There are many private taxi firms that only allow dogs in their cars, at the driver’s discretion. Many companies, however, do not allow dogs in their cars for reasons of health and cleanliness. However, all taxi firms must, by law, allow assistance dogs under the Equality Act 2006. The only exception is where the taxi driver has an exemption certificate. This may be in cases where the taxi driver themselves have been medically diagnosed as asthmatic, for example.

Boats and ferries.

If you are taking your dog abroad on a ferry he must be part of the pet passport scheme. Dogs must stay in the car for the duration of the crossing, unless you have prepaid for on-board kennel accommodation.

You should always check with the operator before travelling to make sure you understand the rules of being on board with your dog, as well as the fees involved.

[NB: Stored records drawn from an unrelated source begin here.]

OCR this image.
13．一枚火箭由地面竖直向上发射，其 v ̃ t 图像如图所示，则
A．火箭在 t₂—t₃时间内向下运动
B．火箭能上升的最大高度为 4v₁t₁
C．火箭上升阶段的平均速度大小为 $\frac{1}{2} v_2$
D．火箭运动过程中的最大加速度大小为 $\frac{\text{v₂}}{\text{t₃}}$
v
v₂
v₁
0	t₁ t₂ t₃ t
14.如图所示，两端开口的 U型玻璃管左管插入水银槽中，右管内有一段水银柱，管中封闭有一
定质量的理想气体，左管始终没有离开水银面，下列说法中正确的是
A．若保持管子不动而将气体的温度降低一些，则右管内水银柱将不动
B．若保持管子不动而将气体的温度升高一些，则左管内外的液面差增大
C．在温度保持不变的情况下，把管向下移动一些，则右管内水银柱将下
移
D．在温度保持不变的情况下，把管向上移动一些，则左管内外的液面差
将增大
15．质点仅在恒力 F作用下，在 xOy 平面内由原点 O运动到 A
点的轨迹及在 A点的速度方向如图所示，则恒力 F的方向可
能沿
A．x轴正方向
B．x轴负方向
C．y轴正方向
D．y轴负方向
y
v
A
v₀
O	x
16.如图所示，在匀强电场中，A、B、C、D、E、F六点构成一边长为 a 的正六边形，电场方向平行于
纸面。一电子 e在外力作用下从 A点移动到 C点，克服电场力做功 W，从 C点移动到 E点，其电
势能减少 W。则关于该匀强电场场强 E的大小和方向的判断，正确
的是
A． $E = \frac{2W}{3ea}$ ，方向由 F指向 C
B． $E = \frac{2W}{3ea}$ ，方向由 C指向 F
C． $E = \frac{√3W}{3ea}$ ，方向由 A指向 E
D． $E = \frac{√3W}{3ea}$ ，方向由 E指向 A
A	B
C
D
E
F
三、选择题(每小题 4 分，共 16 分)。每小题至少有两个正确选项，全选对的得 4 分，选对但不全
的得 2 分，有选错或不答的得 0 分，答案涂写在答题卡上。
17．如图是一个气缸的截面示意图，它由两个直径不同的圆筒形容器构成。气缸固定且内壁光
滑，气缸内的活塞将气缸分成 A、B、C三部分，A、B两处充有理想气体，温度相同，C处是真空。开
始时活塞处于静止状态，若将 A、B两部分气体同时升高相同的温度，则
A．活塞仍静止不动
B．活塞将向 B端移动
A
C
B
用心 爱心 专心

Not quite public transport, but pleasure boat operators will have their own rules about dogs on board. However, we have found that in-land river and canal way cruises, as well as sea cruises around the coast of Britain, are often amenable to carrying dogs. Always check with individual companies beforehand.


Travelling with your dog on public transport can be quite an adventure. However, it could also end up being a bit of a headache. Some dogs, for instance, do not enjoy travelling on buses, or trains and may find the whole experience too stressful. It is possible to get your dog used to travelling on public transport from an early age. Like all training, make sure you start with short trips and always try to make sure the experience is positive.

It is essential you keep your dog calm, under control and out of the way while on public transport, so he needs to learn to sit quietly by your feet. This can often mean he will need to squeeze into a tight space – especially if the bus, or train, is very busy.

Once your dog is happy with this form of travel, the sky is the limit and both you and your dog can enjoy happy adventures travelling to different places together.